Он покачал головой. Не поверил. Но не стал спрашивать дальше, потому что Фернан был из тех людей, которые замечают странное и складывают его в карман, не разглядывая, — на потом, когда придёт время, — а время, как выяснилось, приходит всегда, только не тогда, когда его ждёшь.
Месье Леру заметил вторым. Подошёл к моему столу, встал за спиной, и я чувствовала его дыхание — табачное, с примесью мятного леденца, — и стучала, не оборачиваясь, тридцать слов в минуту, ровно, и бумажная лента ползла из аппарата, и точки-тире ложились на ней чёрными горошинами и чёрточками, и месье Леру стоял и молчал, и молчание его было не удивлённым, а оценивающим, как молчание сержанта, который нашёл хорошего стрелка.

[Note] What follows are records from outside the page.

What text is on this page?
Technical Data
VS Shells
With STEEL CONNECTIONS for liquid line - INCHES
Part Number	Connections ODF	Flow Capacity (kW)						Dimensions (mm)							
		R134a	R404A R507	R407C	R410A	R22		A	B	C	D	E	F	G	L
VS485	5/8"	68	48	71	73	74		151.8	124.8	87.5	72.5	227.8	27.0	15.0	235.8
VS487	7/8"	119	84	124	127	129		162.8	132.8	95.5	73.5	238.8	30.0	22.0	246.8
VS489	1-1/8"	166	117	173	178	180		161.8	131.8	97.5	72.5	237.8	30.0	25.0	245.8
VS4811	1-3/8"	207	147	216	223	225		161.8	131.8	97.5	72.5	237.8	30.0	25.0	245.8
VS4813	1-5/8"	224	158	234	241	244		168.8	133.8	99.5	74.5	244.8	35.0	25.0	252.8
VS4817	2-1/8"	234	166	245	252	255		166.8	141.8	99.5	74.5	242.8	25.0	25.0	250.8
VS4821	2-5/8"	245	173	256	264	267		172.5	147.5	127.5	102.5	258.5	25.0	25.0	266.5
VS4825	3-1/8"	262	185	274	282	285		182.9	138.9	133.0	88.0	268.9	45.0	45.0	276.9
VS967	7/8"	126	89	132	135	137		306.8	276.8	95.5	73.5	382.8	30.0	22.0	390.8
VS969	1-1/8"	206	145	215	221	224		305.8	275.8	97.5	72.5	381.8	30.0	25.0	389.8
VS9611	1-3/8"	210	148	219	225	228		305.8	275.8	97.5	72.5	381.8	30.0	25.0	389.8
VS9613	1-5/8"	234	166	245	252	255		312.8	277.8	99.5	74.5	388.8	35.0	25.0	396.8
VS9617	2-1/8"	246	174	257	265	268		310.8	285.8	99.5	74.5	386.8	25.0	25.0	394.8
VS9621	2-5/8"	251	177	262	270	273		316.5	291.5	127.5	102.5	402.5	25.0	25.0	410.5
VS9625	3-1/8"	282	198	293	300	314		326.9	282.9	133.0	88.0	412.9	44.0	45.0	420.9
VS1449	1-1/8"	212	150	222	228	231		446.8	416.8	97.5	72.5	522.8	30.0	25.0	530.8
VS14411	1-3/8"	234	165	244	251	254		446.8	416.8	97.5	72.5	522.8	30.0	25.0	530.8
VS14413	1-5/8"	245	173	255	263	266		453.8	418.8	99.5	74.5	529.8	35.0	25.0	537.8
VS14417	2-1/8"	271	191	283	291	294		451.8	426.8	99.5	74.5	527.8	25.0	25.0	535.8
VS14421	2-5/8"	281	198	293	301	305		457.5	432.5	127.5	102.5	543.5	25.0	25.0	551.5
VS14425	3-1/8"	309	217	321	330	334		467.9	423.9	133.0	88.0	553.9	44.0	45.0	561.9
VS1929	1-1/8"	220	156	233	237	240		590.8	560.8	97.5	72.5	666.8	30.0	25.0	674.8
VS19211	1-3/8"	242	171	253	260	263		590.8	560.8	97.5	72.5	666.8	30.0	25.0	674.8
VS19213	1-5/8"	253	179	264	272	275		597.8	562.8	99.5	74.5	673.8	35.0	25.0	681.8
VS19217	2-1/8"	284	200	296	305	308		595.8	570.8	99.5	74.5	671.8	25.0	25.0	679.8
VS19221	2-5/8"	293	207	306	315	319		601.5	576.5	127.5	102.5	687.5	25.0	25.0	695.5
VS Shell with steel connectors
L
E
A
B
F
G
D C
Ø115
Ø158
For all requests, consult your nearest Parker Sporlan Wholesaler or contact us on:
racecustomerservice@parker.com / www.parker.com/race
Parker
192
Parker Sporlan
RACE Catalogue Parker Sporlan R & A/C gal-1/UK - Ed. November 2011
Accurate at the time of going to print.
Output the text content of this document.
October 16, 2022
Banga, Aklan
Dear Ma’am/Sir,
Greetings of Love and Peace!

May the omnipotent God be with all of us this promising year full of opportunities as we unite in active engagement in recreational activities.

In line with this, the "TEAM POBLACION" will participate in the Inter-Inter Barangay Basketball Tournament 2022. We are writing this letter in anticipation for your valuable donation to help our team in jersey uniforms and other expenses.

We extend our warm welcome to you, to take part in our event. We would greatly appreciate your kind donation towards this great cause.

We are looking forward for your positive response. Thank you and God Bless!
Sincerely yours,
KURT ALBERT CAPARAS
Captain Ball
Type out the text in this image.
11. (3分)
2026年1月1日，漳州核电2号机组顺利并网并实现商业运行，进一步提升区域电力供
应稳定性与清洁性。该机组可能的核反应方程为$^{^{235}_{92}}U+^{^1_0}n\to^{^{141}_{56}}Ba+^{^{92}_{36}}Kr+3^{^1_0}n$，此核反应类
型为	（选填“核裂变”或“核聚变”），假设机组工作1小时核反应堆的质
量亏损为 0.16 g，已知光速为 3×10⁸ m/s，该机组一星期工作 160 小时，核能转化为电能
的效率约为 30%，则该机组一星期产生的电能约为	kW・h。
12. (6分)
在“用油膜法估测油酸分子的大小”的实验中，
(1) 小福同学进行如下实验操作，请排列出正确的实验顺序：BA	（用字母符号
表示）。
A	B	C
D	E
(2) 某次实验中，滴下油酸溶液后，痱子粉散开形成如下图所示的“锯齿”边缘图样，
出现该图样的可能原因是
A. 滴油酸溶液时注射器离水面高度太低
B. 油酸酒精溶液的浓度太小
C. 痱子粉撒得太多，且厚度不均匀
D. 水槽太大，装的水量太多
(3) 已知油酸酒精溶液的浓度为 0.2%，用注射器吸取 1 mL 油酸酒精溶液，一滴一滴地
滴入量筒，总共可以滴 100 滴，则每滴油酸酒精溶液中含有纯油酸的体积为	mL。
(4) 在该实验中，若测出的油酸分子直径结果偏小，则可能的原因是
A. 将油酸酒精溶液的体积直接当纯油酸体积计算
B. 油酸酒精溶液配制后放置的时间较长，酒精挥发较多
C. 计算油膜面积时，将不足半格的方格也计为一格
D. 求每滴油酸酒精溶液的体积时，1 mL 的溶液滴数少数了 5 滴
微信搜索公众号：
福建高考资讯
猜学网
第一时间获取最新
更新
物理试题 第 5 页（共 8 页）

— Мадемуазель Дюваль, — сказал он. — С завтрашнего дня — линия Париж-Кале. Семьдесят пять франков. Без испытательного.
Париж-Кале. Главная линия. Та, по которой шли телеграммы в Лондон через подводный кабель, проложенный в шестьдесят первом. Слово из Парижа в Кале за минуту. Из Кале в Лондон — ещё за три. Через Ла-Манш, через воду, через дно, где рыбы и водоросли, и провод лежит среди них, обмотанный гуттаперчей, и ток бежит по нему, и рыбы не слышат, и водоросли не мешают, и слово из моего пальца в Париже через четыре минуты становится словом в Лондоне, и кто-то там, на Стрэнде или на Флит-стрит, читает его и не знает, что четыре минуты назад оно было моим пальцем на латунном ключе.
Четыре минуты — и Париж в Лондоне.
Крик на баррикаде долетал до конца улицы — тридцать метров.
Тридцать метров — и мёртв.
Четыре минуты — и Лондон.
Арифметика — простая, жестокая, бесспорная. Та арифметика, которая потом убьёт не врага, не друга — меня: понимание, что крик больше не нужен, что баррикада больше не нужна, что женщина с блокнотом, стоящая посреди пуль, больше не нужна, — нужен провод, и ток, и палец на ключе, и тридцать слов в минуту.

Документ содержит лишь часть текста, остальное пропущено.